The photo above is the next days work. The values in the foreground are still not right. The ground needs to be much lighter heading in towards the cactus. My next painting session will be adjusting values and highlighting certain areas around the focus area. I will update this post when the painting is finished.
Here is the next step of the painting. Close to the end. Need to look at it for a week and see if it needs any changes.
Saturday, February 18, 2017
These are some Pickleball Pendant ideas. The game of Pickleball is becoming very popular and yes I do play the game. These pendants are hand painted with color line paints and ready to fire. I am in my Motorhome waiting out a two day storm so I can uncover my kiln outside and fire these. So stay tuned for the results.
Here are the fired and fused pendants. They are 100% glass. The glass enamels are rather thick to paint with and and they tend to spread a bit when fused, but as a whole I'm pretty happy with them. I will glue bails to them as soon as I go buy some.
Well the bails are in place. All pendants are now SOLD.
These pieces were fused using single pieces of glass I hand painted with the Color Line Paints. The top bowl has a bottom layer of opaque gray glass with a clear piece of glass on top. The clear piece was painted with random colors of the paints. Then I took the white paint and drizzled it around on top and placed another piece of glass on top to make a print impression. Pulled that third piece off and saved for another project which is the square plate pictured below. All the patterns on these pieces were hand made by painting, stamping, or stenciling. Great way to make your own designer glass for one of a kind projects.
Thursday, January 19, 2017
The Color LIne paints can be tricky to fire the first time around. On this piece my reds disappeared.

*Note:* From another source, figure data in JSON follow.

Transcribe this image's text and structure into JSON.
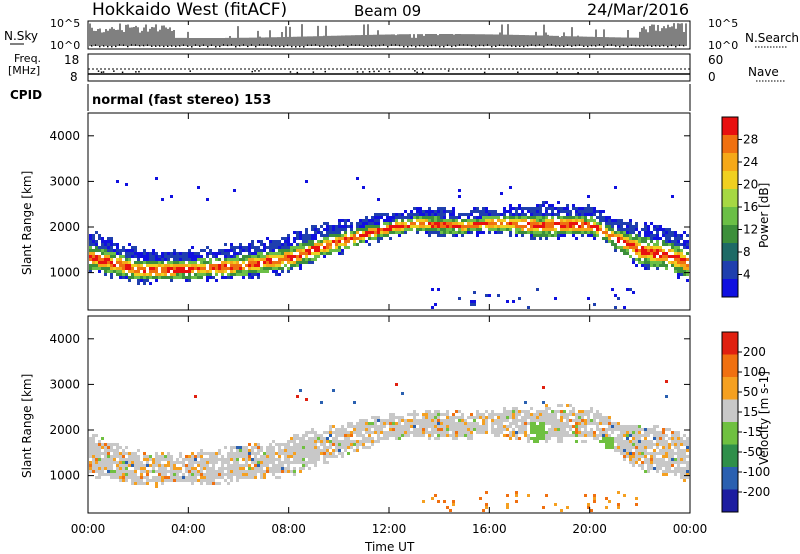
{
  "header": {
    "title": "Hokkaido West (fitACF)",
    "beam": "Beam 09",
    "date": "24/Mar/2016"
  },
  "noise_panel": {
    "left_label": "N.Sky",
    "right_label": "N.Search",
    "top_tick": "10^5",
    "bottom_tick": "10^0"
  },
  "freq_panel": {
    "label_line1": "Freq.",
    "label_line2": "[MHz]",
    "right_label": "Nave",
    "left_ticks": [
      "18",
      "8"
    ],
    "right_ticks": [
      "60",
      "0"
    ]
  },
  "cpid_panel": {
    "label": "CPID",
    "value": "normal (fast stereo) 153"
  },
  "axes": {
    "ylabel": "Slant Range [km]",
    "xlabel": "Time UT",
    "y_ticks": [
      "4000",
      "3000",
      "2000",
      "1000"
    ],
    "x_ticks": [
      "00:00",
      "04:00",
      "08:00",
      "12:00",
      "16:00",
      "20:00",
      "00:00"
    ]
  },
  "chart_data": [
    {
      "type": "heatmap",
      "name": "power",
      "x_range_hours": [
        0,
        24
      ],
      "ylim": [
        180,
        4500
      ],
      "colorbar_label": "Power [dB]",
      "colorbar_ticks": [
        "28",
        "24",
        "20",
        "16",
        "12",
        "8",
        "4"
      ],
      "colors": [
        "#1010e0",
        "#1f3fae",
        "#1e6a66",
        "#3c8f3a",
        "#6bbf46",
        "#a6d843",
        "#f0d020",
        "#f5a818",
        "#f07010",
        "#e81010"
      ],
      "echo_band_km": {
        "hours": [
          0,
          2,
          4,
          6,
          8,
          9,
          10,
          11,
          12,
          13,
          14,
          15,
          16,
          17,
          18,
          19,
          20,
          20.5,
          21,
          22,
          23,
          24
        ],
        "lower": [
          1100,
          850,
          900,
          950,
          1100,
          1300,
          1500,
          1700,
          1850,
          1950,
          1900,
          1900,
          1950,
          1900,
          1800,
          1850,
          1850,
          1750,
          1550,
          1200,
          1100,
          900
        ],
        "upper": [
          1900,
          1500,
          1500,
          1600,
          1800,
          2000,
          2100,
          2200,
          2300,
          2400,
          2400,
          2350,
          2400,
          2450,
          2500,
          2500,
          2450,
          2300,
          2200,
          2100,
          2000,
          1800
        ]
      }
    },
    {
      "type": "heatmap",
      "name": "velocity",
      "x_range_hours": [
        0,
        24
      ],
      "ylim": [
        180,
        4500
      ],
      "colorbar_label": "Velocity [m s-1]",
      "colorbar_ticks": [
        "200",
        "100",
        "50",
        "15",
        "-15",
        "-50",
        "-100",
        "-200"
      ],
      "colors": [
        "#1c1ca0",
        "#2a60b0",
        "#2f8f4a",
        "#6fc040",
        "#c8c8c8",
        "#f5a020",
        "#f07010",
        "#e02010"
      ]
    }
  ]
}
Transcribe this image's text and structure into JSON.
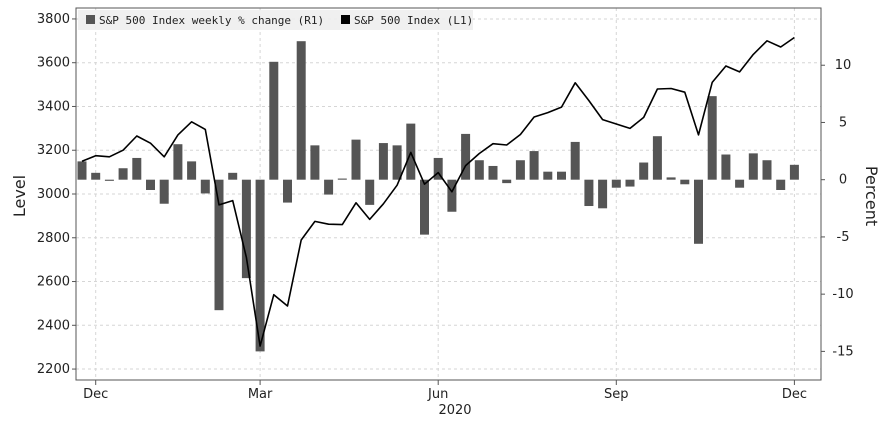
{
  "chart_data": {
    "type": "bar+line",
    "title": "",
    "legend": {
      "placement": "top-left",
      "entries": [
        {
          "label": "S&P 500 Index weekly % change (R1)",
          "color": "#555555"
        },
        {
          "label": "S&P 500 Index (L1)",
          "color": "#000000"
        }
      ]
    },
    "axes": {
      "left": {
        "label": "Level",
        "range": [
          2150,
          3850
        ],
        "ticks": [
          "2200",
          "2400",
          "2600",
          "2800",
          "3000",
          "3200",
          "3400",
          "3600",
          "3800"
        ]
      },
      "right": {
        "label": "Percent",
        "range": [
          -17.5,
          15
        ],
        "ticks": [
          "10",
          "5",
          "0",
          "-5",
          "-10",
          "-15"
        ]
      },
      "x": {
        "label": "2020",
        "ticks": [
          "Dec",
          "Mar",
          "Jun",
          "Sep",
          "Dec"
        ],
        "grid": true
      }
    },
    "series": [
      {
        "name": "S&P 500 Index weekly % change (R1)",
        "axis": "right",
        "kind": "bar",
        "values": [
          1.6,
          0.6,
          -0.1,
          1.0,
          1.9,
          -0.9,
          -2.1,
          3.1,
          1.6,
          -1.2,
          -11.4,
          0.6,
          -8.6,
          -15.0,
          10.3,
          -2.0,
          12.1,
          3.0,
          -1.3,
          0.1,
          3.5,
          -2.2,
          3.2,
          3.0,
          4.9,
          -4.8,
          1.9,
          -2.8,
          4.0,
          1.7,
          1.2,
          -0.3,
          1.7,
          2.5,
          0.7,
          0.7,
          3.3,
          -2.3,
          -2.5,
          -0.7,
          -0.6,
          1.5,
          3.8,
          0.2,
          -0.4,
          -5.6,
          7.3,
          2.2,
          -0.7,
          2.3,
          1.7,
          -0.9,
          1.3
        ]
      },
      {
        "name": "S&P 500 Index (L1)",
        "axis": "left",
        "kind": "line",
        "values": [
          3150,
          3175,
          3170,
          3200,
          3265,
          3232,
          3170,
          3270,
          3330,
          3295,
          2950,
          2970,
          2710,
          2305,
          2540,
          2488,
          2790,
          2875,
          2862,
          2860,
          2960,
          2884,
          2955,
          3040,
          3190,
          3045,
          3098,
          3010,
          3130,
          3185,
          3230,
          3224,
          3272,
          3352,
          3372,
          3397,
          3508,
          3427,
          3340,
          3320,
          3300,
          3350,
          3480,
          3482,
          3465,
          3270,
          3510,
          3585,
          3558,
          3638,
          3700,
          3672,
          3715
        ]
      }
    ]
  }
}
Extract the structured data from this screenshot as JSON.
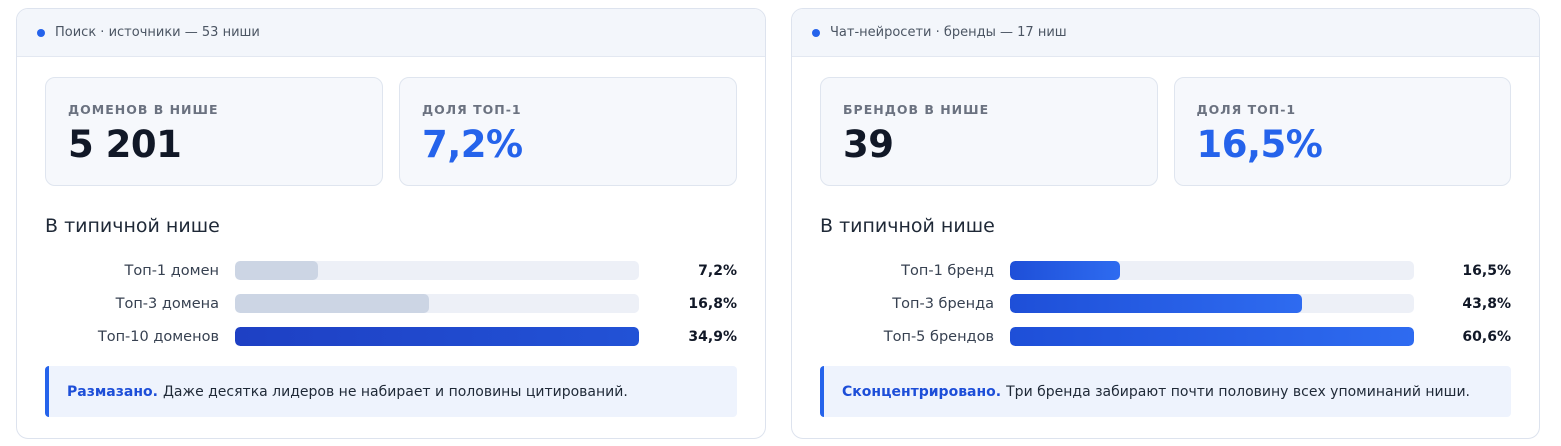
{
  "panels": [
    {
      "header": "Поиск · источники — 53 ниши",
      "stat1": {
        "label": "ДОМЕНОВ В НИШЕ",
        "value": "5 201"
      },
      "stat2": {
        "label": "ДОЛЯ ТОП-1",
        "value": "7,2%"
      },
      "section_title": "В типичной нише",
      "rows": [
        {
          "label": "Топ-1 домен",
          "value": "7,2%",
          "fill": 0.206
        },
        {
          "label": "Топ-3 домена",
          "value": "16,8%",
          "fill": 0.479
        },
        {
          "label": "Топ-10 доменов",
          "value": "34,9%",
          "fill": 1.0
        }
      ],
      "note": {
        "strong": "Размазано.",
        "text": "Даже десятка лидеров не набирает и половины цитирований."
      }
    },
    {
      "header": "Чат-нейросети · бренды — 17 ниш",
      "stat1": {
        "label": "БРЕНДОВ В НИШЕ",
        "value": "39"
      },
      "stat2": {
        "label": "ДОЛЯ ТОП-1",
        "value": "16,5%"
      },
      "section_title": "В типичной нише",
      "rows": [
        {
          "label": "Топ-1 бренд",
          "value": "16,5%",
          "fill": 0.272
        },
        {
          "label": "Топ-3 бренда",
          "value": "43,8%",
          "fill": 0.722
        },
        {
          "label": "Топ-5 брендов",
          "value": "60,6%",
          "fill": 1.0
        }
      ],
      "note": {
        "strong": "Сконцентрировано.",
        "text": "Три бренда забирают почти половину всех упоминаний ниши."
      }
    }
  ],
  "colors": {
    "accent": "#2563eb",
    "bar_grey": "#ccd5e4",
    "bar_dark": "#1e40c4"
  }
}
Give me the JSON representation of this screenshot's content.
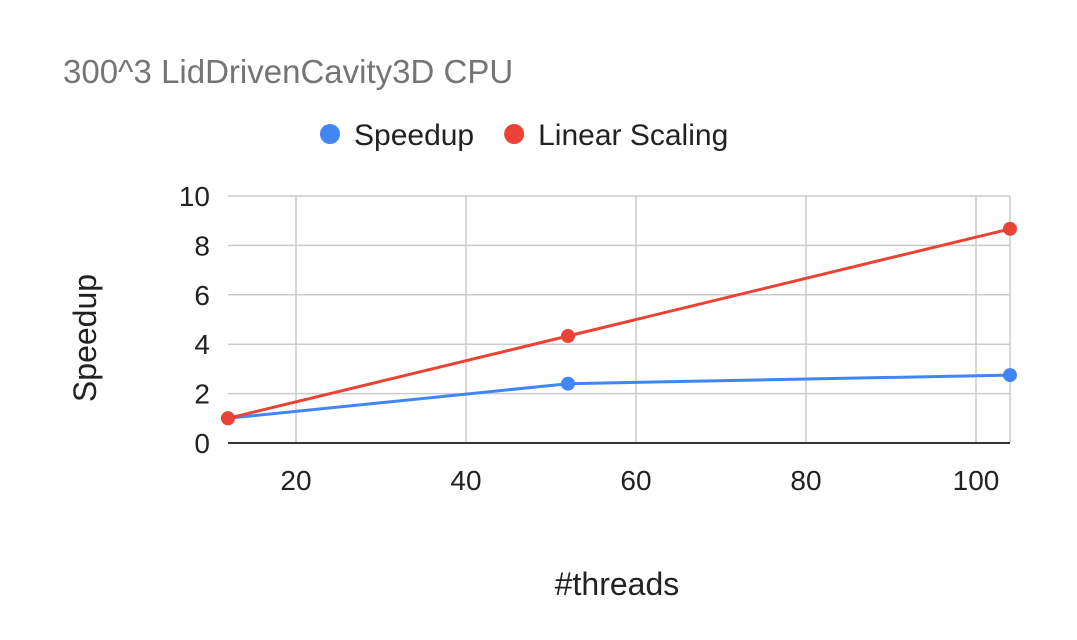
{
  "chart_data": {
    "type": "line",
    "title": "300^3 LidDrivenCavity3D CPU",
    "xlabel": "#threads",
    "ylabel": "Speedup",
    "xlim": [
      12,
      104
    ],
    "ylim": [
      0,
      10
    ],
    "xticks": [
      20,
      40,
      60,
      80,
      100
    ],
    "yticks": [
      0,
      2,
      4,
      6,
      8,
      10
    ],
    "grid": true,
    "legend_position": "top",
    "series": [
      {
        "name": "Speedup",
        "color": "#4285f4",
        "x": [
          12,
          52,
          104
        ],
        "y": [
          1.0,
          2.4,
          2.75
        ]
      },
      {
        "name": "Linear Scaling",
        "color": "#ea4335",
        "x": [
          12,
          52,
          104
        ],
        "y": [
          1.0,
          4.33,
          8.67
        ]
      }
    ]
  }
}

I spoke to Dusten at Bulleye Glass and he said to vent the kiln up to 1100 or 1200 degrees and then open the kiln completly for 15 seconds. That lets out the fumes and replaces air with fresh oxygen which the Reds need to fire properly. I tried that on the second piece that I painted another layer over in certain areas. As you can see the colors did not disappear again in those areas because of the 15 second venting process. Problem solved. Bullseye and their employees are very willing to help you out with your fusing problems. Try emailing or calling them with your problems. They also have a Facebook page for the Color Line Paints.
|Reds and Yellows disappeared after firing.....this was vented up to 1200 degrees.|
|repainted and fired with venting up to 1100 then the kiln was opened completely for 15 seconds then closed again until schedule completed.|
Wednesday, January 18, 2017
I got a set of Color Line glass enamel paints for Christmas. This is my first painting I did with them. I did the painting on an ivory piece of glass and edged it with a dark grey Opal glass. The paints were pretty easy to work with and they can be thinned with water or the medium they make to go with these paints. You can use them thick or watery like water color. They fire pretty close to the way they look unfired. The only catch is the reds burn off or disappear if you don't vent the kiln properly when firing. You can get help with that problem from Bullseye Glass company and also from the product brochure. Otherwise I am quite excited about using them.
The piece above is 8x8 and can be slumped into a square plate mold or left as an art panel to display in a stand or hang with a plate hanger on the wall.